This is in addition to the four discoveries notified to DGH in Q1FY11:
• Dhirubhai-47 in Well AF1 in CB10 block
• Dhirubhai-48 in Well AJ1 in CB10 block
• Dhirubhai-49 in Well AT1 in CB10 block



Status of other blocks / fields
• KG-D6 satellite fields: As mentioned in Q1FY11, RIL maintained that predevelopment
activities in the KG-D6 satellite fields have started. It has put the KGD6-
R1 discovery in fast track mode. While the company plans an integrated
development plan, the production may be brought about in a serial fashion. On the
timelines, the firm will take six months to prepare the development plan.
• NEC-25 block: The development plan is ready to be submitted, but there have
been regulatory delays in the block. FDP of the block may be submitted soon.
• KG-D9 block: Discussions have been recently completed with Hardy (holds 10%
participating interest) and the block may be taken up for drilling in Q3FY11.
• MN-D4 block: While there are good prospects/leads, the block has got rig
moratorium. This may lead to priorities being given to other blocks where timelines
are stretched.
• CB-10 A&B block: The appraisal work programme has been submitted and
awaiting approval from the government.

Exploration rigs: Currently, two deepwater rigs are under operation for exploration and
one additional rig is expected in H2FY11.

􀂃 Refining GRM lower than estimate; throughput at impressive 109%
RIL has reported best ever throughput at 16.91 MMT (higher than estimates) or capacity
utilisation of 109.1%, given a challenging industry environment. However, GRM
disappointed at USD 7.9/bbl against our estimate of USD 8.25/bb, though improved
31.7% Y-o-Y and 8.2% Q-o-Q. Consequently, refining EBIT, at INR 21.9 bn, improved
62.7% Y-o-Y and 7.7% Q-o-Q. We have reduced our FY11E and FY12E GRM to USD
8.25/bbl (from USD 8.5/bbl) and USD 10.5/bbl (from USD 11.0/bbl), respectively, to
account for lower GRM in Q2FY11. While we are positive on GRM, we believe that RIL’s
FY12 GRM will be closer to USD 10.5/bbl than earlier estimated USD 11.0/bbl.
Export of refined products was at 19.7 MMT (USD 13.4 bn) in Q2FY11 against 13.2 MMT
(USD 7.5 bn) in Q2FY10 on incremental export volumes from SEZ refinery.
RIL has shut down its CDU-I of the old refinery (50% capacity of nameplate 33.0
mmtpa) for 20 days. Hence, throughput in Q3FY11 will be correspondingly lower.
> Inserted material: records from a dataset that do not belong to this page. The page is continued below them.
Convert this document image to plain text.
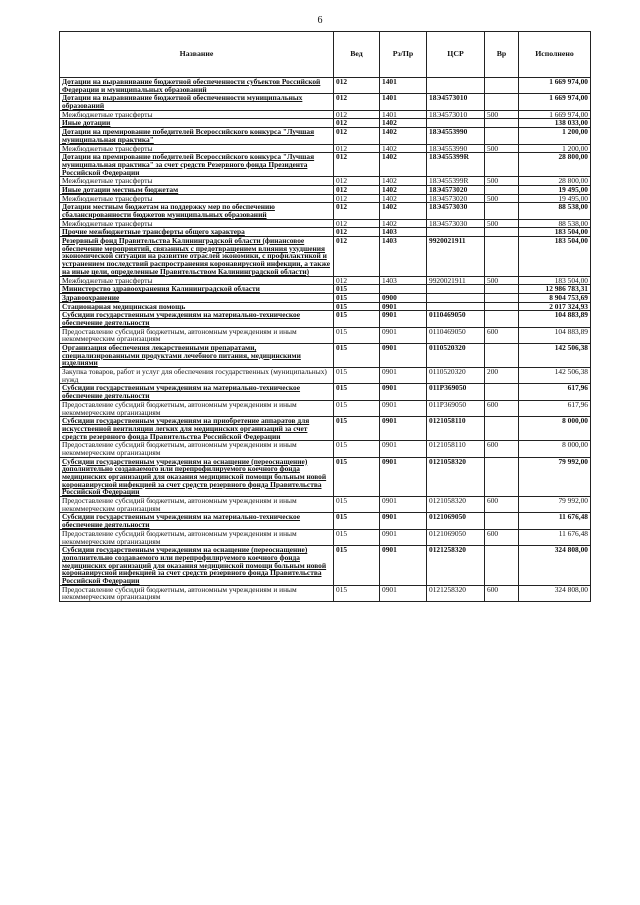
6
Название	Вед	Рз/Пр	ЦСР	Вр	Исполнено
Дотации на выравнивание бюджетной обеспеченности субъектов Российской Федерации и муниципальных образований	012	1401			1 669 974,00
Дотации на выравнивание бюджетной обеспеченности муниципальных образований	012	1401	18Э4573010		1 669 974,00
Межбюджетные трансферты	012	1401	18Э4573010	500	1 669 974,00
Иные дотации	012	1402			138 033,00
Дотации на премирование победителей Всероссийского конкурса "Лучшая муниципальная практика"	012	1402	18Э4553990		1 200,00
Межбюджетные трансферты	012	1402	18Э4553990	500	1 200,00
Дотации на премирование победителей Всероссийского конкурса "Лучшая муниципальная практика" за счет средств Резервного фонда Президента Российской Федерации	012	1402	18Э455399R		28 800,00
Межбюджетные трансферты	012	1402	18Э455399R	500	28 800,00
Иные дотации местным бюджетам	012	1402	18Э4573020		19 495,00
Межбюджетные трансферты	012	1402	18Э4573020	500	19 495,00
Дотации местным бюджетам на поддержку мер по обеспечению сбалансированности бюджетов муниципальных образований	012	1402	18Э4573030		88 538,00
Межбюджетные трансферты	012	1402	18Э4573030	500	88 538,00
Прочие межбюджетные трансферты общего характера	012	1403			183 504,00
Резервный фонд Правительства Калининградской области (финансовое обеспечение мероприятий, связанных с предотвращением влияния ухудшения экономической ситуации на развитие отраслей экономики, с профилактикой и устранением последствий распространения коронавирусной инфекции, а также на иные цели, определенные Правительством Калининградской области)	012	1403	9920021911		183 504,00
Межбюджетные трансферты	012	1403	9920021911	500	183 504,00
Министерство здравоохранения Калининградской области	015				12 986 783,31
Здравоохранение	015	0900			8 904 753,69
Стационарная медицинская помощь	015	0901			2 017 324,93
Субсидии государственным учреждениям на материально-техническое обеспечение деятельности	015	0901	0110469050		104 883,89
Предоставление субсидий бюджетным, автономным учреждениям и иным некоммерческим организациям	015	0901	0110469050	600	104 883,89
Организация обеспечения лекарственными препаратами, специализированными продуктами лечебного питания, медицинскими изделиями	015	0901	0110520320		142 506,38
Закупка товаров, работ и услуг для обеспечения государственных (муниципальных) нужд	015	0901	0110520320	200	142 506,38
Субсидии государственным учреждениям на материально-техническое обеспечение деятельности	015	0901	011P369050		617,96
Предоставление субсидий бюджетным, автономным учреждениям и иным некоммерческим организациям	015	0901	011P369050	600	617,96
Субсидии государственным учреждениям на приобретение аппаратов для искусственной вентиляции легких для медицинских организаций за счет средств резервного фонда Правительства Российской Федерации	015	0901	0121058110		8 000,00
Предоставление субсидий бюджетным, автономным учреждениям и иным некоммерческим организациям	015	0901	0121058110	600	8 000,00
Субсидии государственным учреждениям на оснащение (переоснащение) дополнительно создаваемого или перепрофилируемого коечного фонда медицинских организаций для оказания медицинской помощи больным новой коронавирусной инфекцией за счет средств резервного фонда Правительства Российской Федерации	015	0901	0121058320		79 992,00
Предоставление субсидий бюджетным, автономным учреждениям и иным некоммерческим организациям	015	0901	0121058320	600	79 992,00
Субсидии государственным учреждениям на материально-техническое обеспечение деятельности	015	0901	0121069050		11 676,48
Предоставление субсидий бюджетным, автономным учреждениям и иным некоммерческим организациям	015	0901	0121069050	600	11 676,48
Субсидии государственным учреждениям на оснащение (переоснащение) дополнительно создаваемого или перепрофилируемого коечного фонда медицинских организаций для оказания медицинской помощи больным новой коронавирусной инфекцией за счет средств резервного фонда Правительства Российской Федерации	015	0901	0121258320		324 808,00
Предоставление субсидий бюджетным, автономным учреждениям и иным некоммерческим организациям	015	0901	0121258320	600	324 808,00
• Dhirubhai-50 in Well AN1 in CB10 block


􀂃 Pick up in petrochemicals volumes
In the petrochemical segment, EBIT was up 0.1% Y-o-Y and 7% Q-o-Q, to INR 21.97 bn.
Petrochemical volumes, at 5.4 MMT, was flat Y-o-Y, but higher 10.2% Q-o-Q. Production
volumes in Q2FY11 were higher Q-o-Q due to 14 days of shutdown at Hazira and 44
days at Nagothane in Q1FY11.
Within the polyester segment, PET has witnessed 29% Y-o-Y growth in demand due to
increased beverages and bottled water demand during H1FY11. EBIT margins in the
petrochemicals business improved due to the increased margins in the polyester chain.
Higher cotton prices led to increased prices of polyester yarns/fibers. Shutdown of the
Middle East MEG capacity led to increase in MEG margins.
Ethylene production, at 432 KT, and propylene production, at 182 KT in Q2FY11, was
ahead of estimates due to higher production from the SEZ refinery. Ethylene cracker
margins were lower due to partial impact of increased capacities in Middle East.
RIL shared further configuration of the off-gas cracker during the analyst meet:
• Ethylene capacity of 1.4 mmtpa, propylene at 0.1 mmtpa
• Total capex of USD 4.0 bn
• Time to start: 4 years from July 2010
• MEG capacity = 700 KTPA
• LLDPE capacity = 550 KTPA
• LDPE capacity = 450 KTPA

􀂃 Other highlights
• Net cash capital expenditure towards projects was INR 33 bn in H1FY11. Cash capex
during Q2FY11 was INR 18.8 bn, of which, INR 13.0 bn was in E&P, INR 3.0 bn in
refining, and INR 2.8 bn in others.
• Outstanding debt at Q2FY11 end was INR 682 bn, higher by INR 57 bn as on March
2010. Cash and cash equivalents at quarter end were INR 293.5 bn.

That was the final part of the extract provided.